Etnis Tionghoa dalam Sejarah Kepahlawanan Indonesia
10 November kemarin menjadi momentum bagi kita untuk kembali mengingat jasa para pahlawan yang mengorbankan jiwa dan raganya untuk bangsa Indonesia agar bisa merdeka dari belenggu penjajahan dan kemudian mempertahankan kemerdekaan itu sendiri. Bukan perjuangan yang mudah memang terlebih mengingat para pejuang kita yang memiliki keterbatasan terutama di sektor persenjataan, namun tetap gigih melawan hingga titik darah penghabisan.
Tak kalah penting untuk diketahui, bahwa perjuangan melawan penjajah dilakukan oleh seluruh rakyat yang memiliki latar belakang berbeda. Sehingga, tidak tepat apabila ada kelompok yang mengklaim bahwa perjuangan melawan penjajah hanya dilakukan oleh golongan tertentu saja. Setiap orang dari agama dan etnis melakukan perjuangan yang sama dan salah satunya adalah rakyat Indonesia dari kalangan etnis Tionghoa.
Etnis Tionghoa yang selama ini dituding oleh kelompok intoleran hanya sebatas pendatang nyata – nyatanya turut memberikan andil dalam perjuangan bangsa.

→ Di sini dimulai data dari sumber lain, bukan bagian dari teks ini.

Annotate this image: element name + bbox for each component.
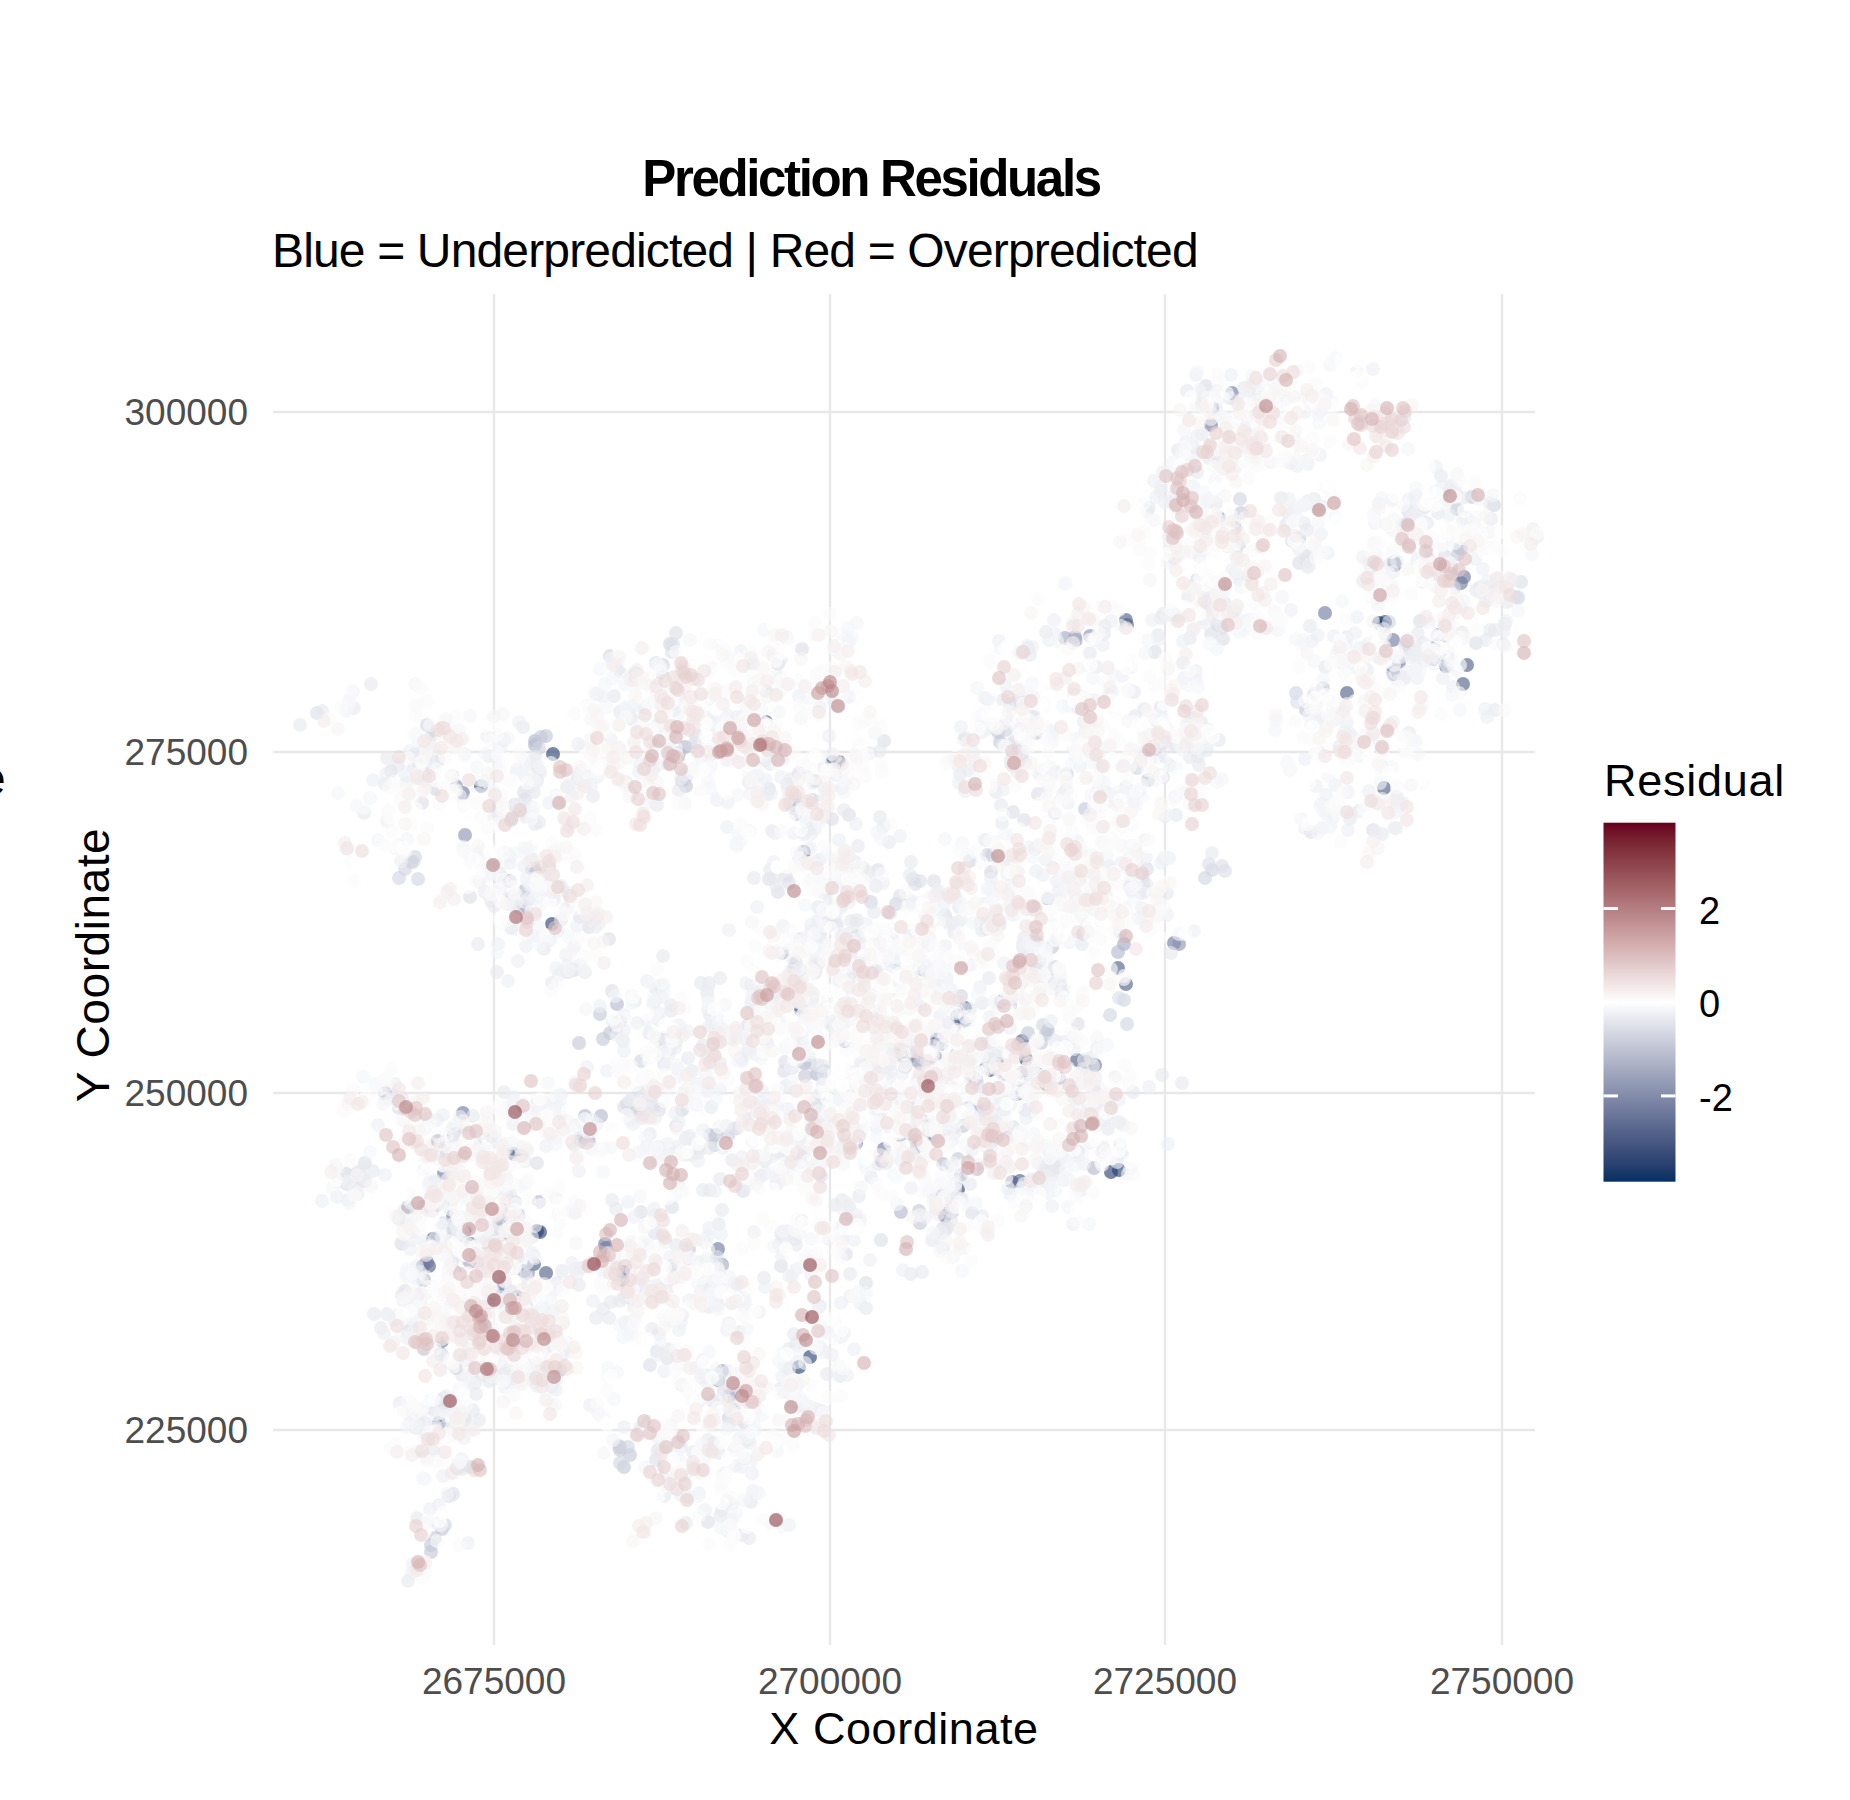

Perjuangan mereka memang tidak banyak tercatat dalam buku sejarah karena diskriminasi rasial tersistematis di era Orde Baru yang menimpa mereka terlebih pasca Tragedi 1965. Apalagi orang-orang ketika berbicara etnis Tionghoa dalam perjalanan bangsa hanya mengingat Pao An Tui (Badan Pelindung Keselamatan). Organ keamanan masyarakat Tionghoa yang didirikan pada 28 Agustus 1947 tersebut memang memilih jalan berlawanan dengan pemerintah Republik dan secara tegas memihak Belanda.
Namun, kepingan perjalanan perjuangan etnis Tionghoa tetap tercatat manis oleh mereka yang peduli terhadap pelurusan dan kejujuran sejarah nasional. Kisah perjuangan mereka dapat dilihat saat di Surakarta, sekelompok pemuda Tionghoa mendirikan organ perjuangan pro Republik bernama BPRT (Barisan Pemberontak Rakjat Tionghoa) pada 4 Januari 1946. Organisasi tersebut secara konsisten melawan pemerintahan Hindia Belanda.
Selain itu, ada pula kisah heroik dari Laksamana Muda TNI (Purn) John Lie Tjeng Tjoan, atau yang lebih dikenal sebagai Jahja Daniel Dharma. Ia secara rutin melakukan operasi untuk menembus blokade Belanda. Ia sering membawa karet atau hasil bumi lain ke Singapura untuk dibarter dengan senjata. Senjata yang ia peroleh lalu diserahkan kepada pejabat Republik yang ada di Sumatera sebagai sarana perjuangan melawan Belanda. Pada tahun 2009, Presiden Susilo Bambang Yudhoyono menganugerahkan gelar pahlawan nasional atas jasa – jasa besar yang telah ia lakukan pada masa lalu.
Tidak hanya itu, sebelum era 1940-an pun, tepatnya pada masa Pergerakan Nasional, kalangan etnis Tionghoa juga memanifestasikan dukungannya terhadap kemerdekaan Indonesia melalui surat kabar seperti Sin Po yang menggunakan bahasa Melayu. Sin Po adalah surat kabar pertama yang menjadi pelopor penggunaan kata “Indonesia” untuk menggantikan “Nederlandsch Indie” maupun “Hindie Nederlandsch”. Selain itu, Sin Po juga disebut sebagai media yang mengganti penggunaan kata “inlander” yang dianggap sebagai penghinaan terhadap rakyat Indonesia, dan menggantinya dengan kata “Indonesia.” Koran ini juga menjadi koran pertama yang memuat syair lagu Indonesia Raya yang diciptakan oleh Wage Rudolf Supratman.
Dedikasi yang diberikan oleh kalangan etnis Tionghoa demi kemerdekaan Indonesia pada dasarnya tidak boleh dipandang sebelah mata. Mereka secara nyata bersama elemen masyarakat dari kalangan etnis lain turut memberikan yang terbaik untuk bangsa Indonesia. Jadi, sudah saatnya kita memandang sejarah perjuangan bangsa sebagai milik bersama sehingga itu bisa menjadi modalitas penting untuk membangun Indonesia sebagai negara yang kuat dalam persatuan tanpa membeda – membedakan dan saling klaim paling berjasa. Selamat Hari Pahlawan.
Penulis adalah Kristoforus Bagas Romualdi. Guru di SMa Santo Paulus Pontianak.